Relative to our numbers, there are virtually NO Asian looking half-Asians of any measure of success in America. Compare that to half-black, half-white people.

So, whenever someone states (the usual garbage argument): w-w-w-what about Keanu Reeves? Keanu’s father was a drug addicted WMAF half Asian who passed as full Asian, and married a model – thus Keanu is 1/4 Asian, but technically AMWF (Asian male / white female)

Then of course they name some other messed up half-Asian female celebrities from 20 years ago (ahem, ahem, a certain one who wound up in a sex cult). Or name some totally white passing 1/4 Asian person and have the BALLS to say: “see! Half Asians can be successful, if they’re only 1/4 Asian and look 100% white!”

There will NEVER be a half-Asian, Asian presenting president of the US. Obama even himself admitted that the reason he was proud to be black was because his mother said that “black guys were cool.” When an Asian woman marries a white man – she is saying “white men are cool.”

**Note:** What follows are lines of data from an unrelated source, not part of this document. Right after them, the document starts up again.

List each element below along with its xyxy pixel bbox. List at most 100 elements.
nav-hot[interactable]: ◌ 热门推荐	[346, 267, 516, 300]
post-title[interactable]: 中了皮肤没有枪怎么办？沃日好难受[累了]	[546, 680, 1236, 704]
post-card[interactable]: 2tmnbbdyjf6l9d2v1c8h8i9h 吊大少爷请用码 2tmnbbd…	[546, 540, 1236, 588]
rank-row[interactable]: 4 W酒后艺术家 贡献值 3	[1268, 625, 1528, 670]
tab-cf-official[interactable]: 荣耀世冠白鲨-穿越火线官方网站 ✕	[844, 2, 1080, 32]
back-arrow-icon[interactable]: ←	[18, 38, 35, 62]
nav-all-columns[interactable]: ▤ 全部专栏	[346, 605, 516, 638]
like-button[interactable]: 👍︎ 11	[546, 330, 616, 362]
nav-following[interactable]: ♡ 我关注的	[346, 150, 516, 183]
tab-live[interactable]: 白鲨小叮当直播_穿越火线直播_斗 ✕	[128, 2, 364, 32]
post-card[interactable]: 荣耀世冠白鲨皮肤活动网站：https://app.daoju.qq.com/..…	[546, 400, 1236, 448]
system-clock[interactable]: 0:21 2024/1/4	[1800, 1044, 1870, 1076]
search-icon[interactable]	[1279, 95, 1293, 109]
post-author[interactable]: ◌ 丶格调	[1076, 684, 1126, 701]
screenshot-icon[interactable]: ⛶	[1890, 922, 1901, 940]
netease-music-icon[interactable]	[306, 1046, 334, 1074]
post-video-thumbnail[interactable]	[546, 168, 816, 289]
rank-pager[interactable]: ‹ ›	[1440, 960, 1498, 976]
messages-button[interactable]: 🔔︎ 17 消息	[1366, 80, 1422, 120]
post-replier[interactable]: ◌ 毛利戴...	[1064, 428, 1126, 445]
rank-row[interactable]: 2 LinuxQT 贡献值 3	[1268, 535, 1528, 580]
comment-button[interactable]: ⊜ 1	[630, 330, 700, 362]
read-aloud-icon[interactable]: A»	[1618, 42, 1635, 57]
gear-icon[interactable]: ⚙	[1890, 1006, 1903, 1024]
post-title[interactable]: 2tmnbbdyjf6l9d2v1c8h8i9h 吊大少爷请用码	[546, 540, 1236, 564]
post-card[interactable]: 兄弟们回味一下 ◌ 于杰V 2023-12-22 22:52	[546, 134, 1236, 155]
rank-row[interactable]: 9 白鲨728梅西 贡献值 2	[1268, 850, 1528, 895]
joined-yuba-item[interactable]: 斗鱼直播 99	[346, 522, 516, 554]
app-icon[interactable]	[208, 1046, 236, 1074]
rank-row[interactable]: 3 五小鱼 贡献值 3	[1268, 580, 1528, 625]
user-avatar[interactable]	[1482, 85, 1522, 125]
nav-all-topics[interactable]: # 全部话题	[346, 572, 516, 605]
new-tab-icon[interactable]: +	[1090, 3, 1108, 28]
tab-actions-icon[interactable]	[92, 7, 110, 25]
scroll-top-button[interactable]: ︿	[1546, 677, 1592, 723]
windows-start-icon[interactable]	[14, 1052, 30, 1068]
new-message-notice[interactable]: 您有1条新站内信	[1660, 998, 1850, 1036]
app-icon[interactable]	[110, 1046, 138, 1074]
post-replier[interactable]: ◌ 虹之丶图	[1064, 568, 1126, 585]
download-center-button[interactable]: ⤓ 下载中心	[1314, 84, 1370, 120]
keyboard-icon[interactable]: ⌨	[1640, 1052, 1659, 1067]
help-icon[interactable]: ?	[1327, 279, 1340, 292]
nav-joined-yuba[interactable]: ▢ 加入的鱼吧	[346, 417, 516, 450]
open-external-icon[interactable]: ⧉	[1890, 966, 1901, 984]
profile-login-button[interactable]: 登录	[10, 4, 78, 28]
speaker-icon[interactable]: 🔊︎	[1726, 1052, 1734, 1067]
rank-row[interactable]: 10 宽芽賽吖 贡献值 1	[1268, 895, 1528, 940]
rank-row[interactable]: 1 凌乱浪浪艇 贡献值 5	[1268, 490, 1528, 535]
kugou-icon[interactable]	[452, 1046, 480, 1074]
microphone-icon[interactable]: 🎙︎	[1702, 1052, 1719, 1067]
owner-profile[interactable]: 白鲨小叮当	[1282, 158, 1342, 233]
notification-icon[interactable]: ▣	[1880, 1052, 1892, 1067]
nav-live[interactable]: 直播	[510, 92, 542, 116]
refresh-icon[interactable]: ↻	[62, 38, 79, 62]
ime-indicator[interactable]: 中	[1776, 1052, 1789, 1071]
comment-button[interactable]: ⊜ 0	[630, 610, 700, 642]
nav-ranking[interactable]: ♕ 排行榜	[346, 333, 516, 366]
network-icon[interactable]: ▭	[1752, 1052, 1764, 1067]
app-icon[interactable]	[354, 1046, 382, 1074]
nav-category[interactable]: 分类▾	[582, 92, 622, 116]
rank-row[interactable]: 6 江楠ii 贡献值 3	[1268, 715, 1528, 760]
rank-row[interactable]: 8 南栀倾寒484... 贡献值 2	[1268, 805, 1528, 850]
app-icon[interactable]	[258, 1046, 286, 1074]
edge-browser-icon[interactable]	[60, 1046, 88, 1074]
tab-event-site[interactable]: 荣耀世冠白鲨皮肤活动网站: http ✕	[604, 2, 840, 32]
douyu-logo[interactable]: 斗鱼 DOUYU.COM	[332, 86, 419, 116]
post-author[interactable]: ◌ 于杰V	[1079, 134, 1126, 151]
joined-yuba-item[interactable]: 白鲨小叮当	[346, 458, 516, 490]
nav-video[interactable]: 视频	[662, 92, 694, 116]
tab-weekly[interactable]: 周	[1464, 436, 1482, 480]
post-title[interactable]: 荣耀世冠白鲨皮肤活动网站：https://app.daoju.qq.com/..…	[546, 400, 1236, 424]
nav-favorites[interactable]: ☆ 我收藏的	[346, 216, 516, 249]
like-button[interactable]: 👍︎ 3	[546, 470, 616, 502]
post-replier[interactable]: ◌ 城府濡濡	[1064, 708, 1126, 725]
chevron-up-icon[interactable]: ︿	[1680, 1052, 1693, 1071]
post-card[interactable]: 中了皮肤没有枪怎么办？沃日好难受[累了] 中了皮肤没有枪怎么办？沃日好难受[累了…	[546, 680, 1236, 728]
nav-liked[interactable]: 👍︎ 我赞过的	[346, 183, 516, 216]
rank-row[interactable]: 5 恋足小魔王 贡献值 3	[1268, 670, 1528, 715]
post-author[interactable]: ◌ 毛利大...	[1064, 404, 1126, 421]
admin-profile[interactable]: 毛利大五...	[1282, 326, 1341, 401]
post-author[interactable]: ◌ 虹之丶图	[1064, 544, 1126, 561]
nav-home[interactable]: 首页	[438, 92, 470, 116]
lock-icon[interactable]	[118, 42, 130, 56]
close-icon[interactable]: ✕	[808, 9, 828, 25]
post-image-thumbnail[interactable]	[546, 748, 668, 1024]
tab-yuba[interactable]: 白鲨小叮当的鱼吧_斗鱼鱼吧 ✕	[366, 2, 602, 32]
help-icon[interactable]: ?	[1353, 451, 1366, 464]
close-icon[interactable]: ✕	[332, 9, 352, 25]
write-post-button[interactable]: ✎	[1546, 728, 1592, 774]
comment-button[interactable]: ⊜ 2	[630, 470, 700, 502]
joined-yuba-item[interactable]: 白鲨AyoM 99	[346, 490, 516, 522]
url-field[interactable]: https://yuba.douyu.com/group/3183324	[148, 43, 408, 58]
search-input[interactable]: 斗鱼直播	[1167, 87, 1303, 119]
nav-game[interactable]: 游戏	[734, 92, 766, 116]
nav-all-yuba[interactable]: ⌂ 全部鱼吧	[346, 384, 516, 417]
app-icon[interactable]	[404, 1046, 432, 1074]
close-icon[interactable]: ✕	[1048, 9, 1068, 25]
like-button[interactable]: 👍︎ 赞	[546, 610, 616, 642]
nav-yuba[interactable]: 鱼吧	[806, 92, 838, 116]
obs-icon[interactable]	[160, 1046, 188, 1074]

Big problem there; half-Asian men aren’t white. So basically you’re slammed in the face by this every day of your life from the day you’re born – this idea that Asian guys are not welcome in America… not even by our own parents. Add to it the usual autistic creepy weirdo + Asian mom combo, and there’s no real reason for there to be successful half-Asians in the western world.

“B-b-b-bbut what can I do to raise my half-Asian son well?”

I don’t know. You decided being Asian wasn’t worth it. You yourself said it was worthless on a man. Figure it out.